United States of America, Plaintiff-appellee, v. Richard Greg Colbert, Defendant-appellant, 953 F.2d 640 (4th Cir. 1992)Annotate this Case
Appeal from the United States District Court for the Northern District of West Virginia, at Elkins, No. CR-90-12, Robert R. Merhige, Jr., Senior District Judge.
James M. Casey, Point Pleasant, W.Va., for appellant.
William A. Kolibash, United States Attorney, Thomas O. Mucklow, Assistant United States Attorney, Wheeling, W.Va., for appellee.
Before DONALD RUSSELL, MURNAGHAN and LUTTIG, Circuit Judges.
Richard Greg Colbert pled guilty to conspiracy to distribute cocaine (21 U.S.C. § 846 (1988). In this appeal, he contends that the district court erred in refusing to allow him to withdraw his guilty plea after the government breached the plea agreement, and that he was denied effective assistance of counsel during sentencing because of the court's refusal to subpoena incarcerated witnesses he wished to call and its hostility toward defense counsel, and because of errors allegedly committed by counsel. We affirm.
A defendant who wishes to withdraw his guilty plea before sentencing has the burden of showing a "fair and just reason" for withdrawal of the plea. Fed. R. Crim. P. 32(d); United States v. Moore, 931 F.2d 245, 248 (4th Cir.), cert. denied, 60 U.S.L.W. 3261 (U.S.1991); United States v. Haley, 784 F.2d 1218 (4th Cir. 1986). A defendant might meet this burden by showing that his plea was involuntary because it was induced by a promise which was not fulfilled, Santobello v. New York, 404 U.S. 257 (1971), or not capable of being fulfilled, United States v. Hammerman, 528 F.2d 326 (4th Cir. 1975).

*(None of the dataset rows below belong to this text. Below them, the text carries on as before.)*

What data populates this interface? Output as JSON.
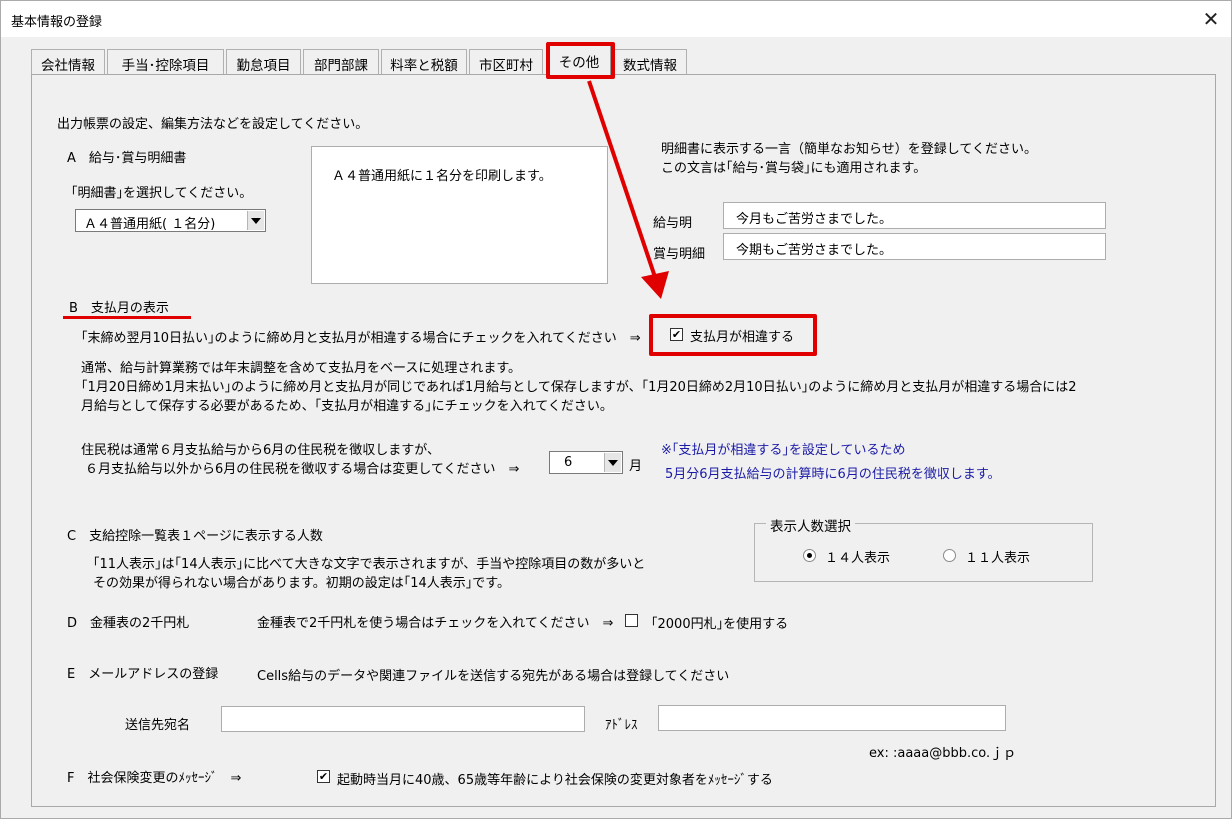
{
  "window": {
    "title": "基本情報の登録",
    "close_glyph": "✕"
  },
  "tabs": [
    {
      "label": "会社情報",
      "active": false
    },
    {
      "label": "手当･控除項目",
      "active": false
    },
    {
      "label": "勤怠項目",
      "active": false
    },
    {
      "label": "部門部課",
      "active": false
    },
    {
      "label": "料率と税額",
      "active": false
    },
    {
      "label": "市区町村",
      "active": false
    },
    {
      "label": "その他",
      "active": true
    },
    {
      "label": "数式情報",
      "active": false
    }
  ],
  "intro": "出力帳票の設定、編集方法などを設定してください。",
  "section_a": {
    "heading": "A　給与･賞与明細書",
    "prompt": "｢明細書｣を選択してください。",
    "select_value": "Ａ４普通用紙( １名分)",
    "preview_text": "Ａ４普通用紙に１名分を印刷します。",
    "message_note_1": "明細書に表示する一言（簡単なお知らせ）を登録してください。",
    "message_note_2": "この文言は｢給与･賞与袋｣にも適用されます。",
    "salary_label": "給与明",
    "salary_value": "今月もご苦労さまでした。",
    "bonus_label": "賞与明細",
    "bonus_value": "今期もご苦労さまでした。"
  },
  "section_b": {
    "heading": "B　支払月の表示",
    "prompt": "｢末締め翌月10日払い｣のように締め月と支払月が相違する場合にチェックを入れてください　⇒",
    "checkbox_label": "支払月が相違する",
    "checkbox_checked": true,
    "desc_1": "通常、給与計算業務では年末調整を含めて支払月をベースに処理されます。",
    "desc_2": "｢1月20日締め1月末払い｣のように締め月と支払月が同じであれば1月給与として保存しますが、｢1月20日締め2月10日払い｣のように締め月と支払月が相違する場合には2",
    "desc_3": "月給与として保存する必要があるため、｢支払月が相違する｣にチェックを入れてください。",
    "resident_1": "住民税は通常６月支払給与から6月の住民税を徴収しますが、",
    "resident_2": "６月支払給与以外から6月の住民税を徴収する場合は変更してください　⇒",
    "month_value": "6",
    "month_unit": "月",
    "note_1": "※｢支払月が相違する｣を設定しているため",
    "note_2": "5月分6月支払給与の計算時に6月の住民税を徴収します。"
  },
  "section_c": {
    "heading": "C　支給控除一覧表１ページに表示する人数",
    "desc_1": "｢11人表示｣は｢14人表示｣に比べて大きな文字で表示されますが、手当や控除項目の数が多いと",
    "desc_2": "その効果が得られない場合があります。初期の設定は｢14人表示｣です。",
    "group_title": "表示人数選択",
    "option_14": "１４人表示",
    "option_11": "１１人表示",
    "selected": "14"
  },
  "section_d": {
    "heading": "D　金種表の2千円札",
    "prompt": "金種表で2千円札を使う場合はチェックを入れてください　⇒",
    "checkbox_label": "｢2000円札｣を使用する",
    "checkbox_checked": false
  },
  "section_e": {
    "heading": "E　メールアドレスの登録",
    "prompt": "Cells給与のデータや関連ファイルを送信する宛先がある場合は登録してください",
    "name_label": "送信先宛名",
    "name_value": "",
    "address_label": "ｱﾄﾞﾚｽ",
    "address_value": "",
    "example": "ex: :aaaa@bbb.co.ｊｐ"
  },
  "section_f": {
    "heading": "F　社会保険変更のﾒｯｾｰｼﾞ　⇒",
    "checkbox_label": "起動時当月に40歳、65歳等年齢により社会保険の変更対象者をﾒｯｾｰｼﾞする",
    "checkbox_checked": true
  },
  "colors": {
    "highlight": "#e00000",
    "note_text": "#1a1aa6",
    "window_bg": "#f0f0f0"
  }
}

In this case, the plea agreement stated that the parties agreed that "the amount of controlled substance involved to be considered as relevant conduct would be at least 150 grams but less than 500 grams of cocaine base." It also promised that if the plea was accepted, the government would move to dismiss the numerous other counts of the indictment, including a charge that Colbert possessed a firearm during drug trafficking, which carried a mandatory consecutive five-year sentence (18 U.S.C.A. § 924(c) (West 1976 & Supp.1991)). When the probation officer recommended a finding that the relevant conduct was an amount over five hundred grams and also recommended an increase of two offense levels for possession of a gun during the offense (U.S.S.G. § 2D1.1(b)), Colbert sought and was denied permission to withdraw his plea. However, the district court held the government to the lesser amount of drugs stated in the plea agreement, and calculated Colbert's guideline range using that amount. The weapon count was dismissed as promised. Colbert thus received the benefits he was entitled to under the agreement. No breach occurred, and the district court did not abuse its discretion in denying the motion to withdraw the guilty plea.

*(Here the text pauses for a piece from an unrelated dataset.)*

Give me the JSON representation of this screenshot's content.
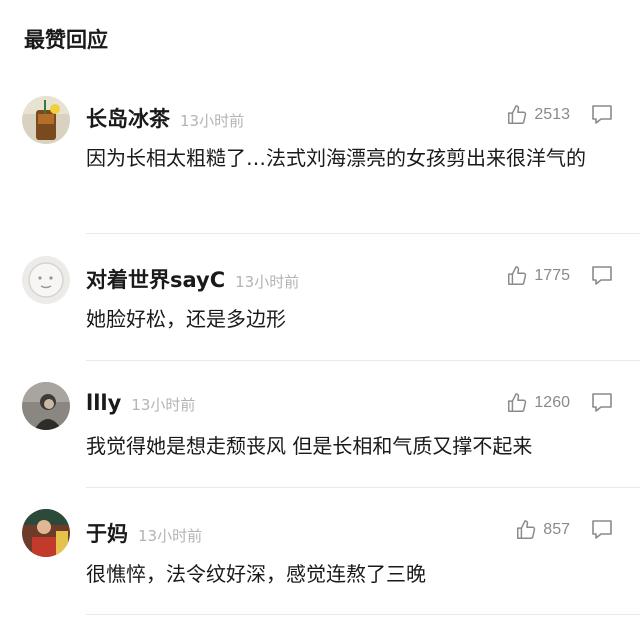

The rule in this Circuit is that a claim of ineffective assistance should be raised in a 28 U.S.C. § 2255 motion in the district court rather than on direct appeal unless the record conclusively shows ineffective assistance. United States v. Percy, 765 F.2d 1199, 1205 (4th Cir. 1985); United States v. Fisher, 477 F.2d 300 (4th Cir. 1973). That showing is not made here, particularly as it was Colbert's intransigent "all or nothing" stand which caused the district court to refuse to subpoena any incarcerated witnesses. More importantly, Colbert has not challenged the computation of his sentence, nor do we perceive any basis for doing so. Because the sentence was imposed within the properly calculated guideline range, we find that Colbert did not suffer any prejudice. Therefore, the district court's criticism of defense counsel for allowing Colbert too much latitude to run the case did not amount to a finding of constitutional ineffectiveness.
The judgment of the district court is therefore affirmed. We dispense with oral argument because the facts and legal contentions are adequately presented in the materials before the Court and argument would not aid the decisional process.